PARIS (Reuters) — The French government said on Thursday it would cap payouts for dismissals deemed unfair and give companies more flexibility to adapt pay and working hours to market conditions in a labor reform France's biggest union said was disappointing.
The reform, President Emmanuel Macron's first major policy step since his election in May, is also the first big test of his plans to reform the euro zone's second-biggest economy.
For decades governments of the left and right have tried to reform France's strict labour rules, but have always diluted them in the face of street protests.
Labour Minister Muriel Penicaud described the reforms as "a transformation of labor rules on an unprecedented scale."
Prime Minister Edouard Philippe said the reforms were necessary to fight France's stubbornly high unemployment.
"The truth is that for bosses, especially of small companies, and foreign investors, the existing labour law is seen as a brake on hiring and investment," Philippe said.
The decrees hand companies more power to adapt work time and pay to market conditions based on agreements reached by a simple majority between employers and workers.
Compensation for a dismissal judged in a labour court to be unfair would be set at three months of wages for two-years in the company with the amount rising progressively depending on how long a worker was with the firm, unions said.
In a concession to unions, normal severance pay would be increased from 20 per cent of wages for each year in a company to 25 per cent.
The government, which already has parliament's backing for the reform, consulted with unions for weeks as it drafted its plans.
"All of our fears have been confirmed," said Philippe Martinez, head of the hard-left CGT union, after the government presented the decrees to unions and employers.
He said the union would press ahead with its plan for a protest on Sept. 12.

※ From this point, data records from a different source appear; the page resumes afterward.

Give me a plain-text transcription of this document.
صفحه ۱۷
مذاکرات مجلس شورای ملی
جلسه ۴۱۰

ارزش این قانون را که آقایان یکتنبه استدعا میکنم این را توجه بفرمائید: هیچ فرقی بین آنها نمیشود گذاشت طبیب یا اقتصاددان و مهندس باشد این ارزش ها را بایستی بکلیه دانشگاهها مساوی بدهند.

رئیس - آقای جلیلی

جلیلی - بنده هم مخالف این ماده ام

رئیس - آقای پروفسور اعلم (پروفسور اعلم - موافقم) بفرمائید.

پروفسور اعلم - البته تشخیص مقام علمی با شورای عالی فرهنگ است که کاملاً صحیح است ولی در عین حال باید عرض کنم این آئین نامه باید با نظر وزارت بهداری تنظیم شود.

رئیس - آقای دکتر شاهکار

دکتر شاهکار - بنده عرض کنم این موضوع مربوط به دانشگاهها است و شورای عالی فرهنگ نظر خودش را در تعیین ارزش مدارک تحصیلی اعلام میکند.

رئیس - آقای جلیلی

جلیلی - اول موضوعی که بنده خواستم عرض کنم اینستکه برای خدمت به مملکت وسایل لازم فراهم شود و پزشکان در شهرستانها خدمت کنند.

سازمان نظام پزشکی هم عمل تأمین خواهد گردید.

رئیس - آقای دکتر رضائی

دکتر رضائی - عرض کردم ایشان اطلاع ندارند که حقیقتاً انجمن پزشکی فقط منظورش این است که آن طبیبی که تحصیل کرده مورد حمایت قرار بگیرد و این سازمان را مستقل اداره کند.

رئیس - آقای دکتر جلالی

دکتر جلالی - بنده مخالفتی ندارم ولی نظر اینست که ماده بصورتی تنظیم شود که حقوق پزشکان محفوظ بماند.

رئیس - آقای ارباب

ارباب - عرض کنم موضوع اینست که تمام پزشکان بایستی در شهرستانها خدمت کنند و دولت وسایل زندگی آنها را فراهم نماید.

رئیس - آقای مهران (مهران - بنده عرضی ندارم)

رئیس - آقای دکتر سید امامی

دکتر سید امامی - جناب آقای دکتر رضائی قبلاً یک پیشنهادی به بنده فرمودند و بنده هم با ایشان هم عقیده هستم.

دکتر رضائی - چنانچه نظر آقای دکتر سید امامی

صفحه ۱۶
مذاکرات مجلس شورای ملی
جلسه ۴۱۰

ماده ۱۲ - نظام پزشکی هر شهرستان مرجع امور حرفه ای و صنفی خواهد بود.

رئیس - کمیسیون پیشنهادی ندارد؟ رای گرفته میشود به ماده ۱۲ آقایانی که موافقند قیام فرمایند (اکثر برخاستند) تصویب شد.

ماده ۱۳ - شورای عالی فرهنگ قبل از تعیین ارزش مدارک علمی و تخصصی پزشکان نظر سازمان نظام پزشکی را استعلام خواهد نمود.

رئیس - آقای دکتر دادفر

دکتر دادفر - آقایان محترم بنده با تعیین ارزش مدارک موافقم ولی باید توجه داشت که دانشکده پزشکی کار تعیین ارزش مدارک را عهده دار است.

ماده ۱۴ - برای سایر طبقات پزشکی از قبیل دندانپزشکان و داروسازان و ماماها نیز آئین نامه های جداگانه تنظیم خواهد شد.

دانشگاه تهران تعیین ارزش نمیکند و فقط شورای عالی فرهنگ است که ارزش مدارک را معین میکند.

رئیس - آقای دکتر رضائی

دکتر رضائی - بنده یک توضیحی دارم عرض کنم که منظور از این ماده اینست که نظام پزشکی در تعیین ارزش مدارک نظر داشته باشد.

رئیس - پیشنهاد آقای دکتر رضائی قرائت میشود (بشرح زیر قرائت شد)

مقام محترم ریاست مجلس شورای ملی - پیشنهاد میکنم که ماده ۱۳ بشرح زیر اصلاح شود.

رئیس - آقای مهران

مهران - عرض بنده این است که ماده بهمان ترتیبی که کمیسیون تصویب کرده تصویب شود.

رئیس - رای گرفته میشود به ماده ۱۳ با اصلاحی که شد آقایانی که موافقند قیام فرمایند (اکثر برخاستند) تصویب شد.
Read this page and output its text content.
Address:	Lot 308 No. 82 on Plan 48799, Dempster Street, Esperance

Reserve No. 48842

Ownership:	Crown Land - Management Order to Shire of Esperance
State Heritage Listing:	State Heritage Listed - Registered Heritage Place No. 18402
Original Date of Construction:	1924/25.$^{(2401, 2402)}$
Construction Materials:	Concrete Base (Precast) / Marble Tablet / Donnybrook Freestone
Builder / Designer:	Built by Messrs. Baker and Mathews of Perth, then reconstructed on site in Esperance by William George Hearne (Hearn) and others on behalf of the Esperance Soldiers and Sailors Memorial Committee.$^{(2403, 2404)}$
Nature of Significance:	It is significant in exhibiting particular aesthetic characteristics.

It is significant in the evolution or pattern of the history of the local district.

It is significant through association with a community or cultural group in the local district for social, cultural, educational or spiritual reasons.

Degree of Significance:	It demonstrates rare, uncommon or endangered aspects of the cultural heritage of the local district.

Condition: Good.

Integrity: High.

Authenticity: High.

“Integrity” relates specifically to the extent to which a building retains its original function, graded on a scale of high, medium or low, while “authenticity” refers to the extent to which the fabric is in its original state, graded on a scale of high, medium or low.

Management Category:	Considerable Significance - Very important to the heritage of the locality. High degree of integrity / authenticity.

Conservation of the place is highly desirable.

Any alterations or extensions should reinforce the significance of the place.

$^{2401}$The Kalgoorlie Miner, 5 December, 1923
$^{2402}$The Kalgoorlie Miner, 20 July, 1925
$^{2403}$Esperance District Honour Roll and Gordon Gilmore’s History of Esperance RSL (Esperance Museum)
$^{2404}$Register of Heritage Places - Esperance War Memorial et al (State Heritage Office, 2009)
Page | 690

France's biggest union, the reformist CFDT, said that it was disappointed with what amounted to a missed opportunity to improve labour relations, but said it would not call a strike against the reforms.
"This reform does not rise to the occasion," the CFDT's leader Laurent Berger told reporters, but he added: "Taking to the streets is not the only mode of action for unions."
The reform would give more flexibility to small firms in particular, allowing direct negotiations in companies with less than 50 workers between employers and a staff representative who does not necessarily need to be a union member.
The labour reforms are a test Macron's mettle to push through reforms which have divided French voters but which are being closely watched by investors, and countries like Germany, who want to see an overhaul in the euro zone's second biggest economy.
The labour reforms come as the 39-year-old president suffers a steep drop in popularity ratings.
Early policy announcements including an overhaul of the wealth tax and cuts to housing assistance have left a swathe of voters feeling Macron's policies favour the rich, pollsters say.
The government plans later this autumn to start talks on overhauling unemployment benefits in October before tackling retirement reform next year.
Strained public finances means that the government can ill afford costly concessions to sweeten its reform agenda and plans to cut public spending by 20 billion euros ($23.7 billion) next year could further fan public discontent.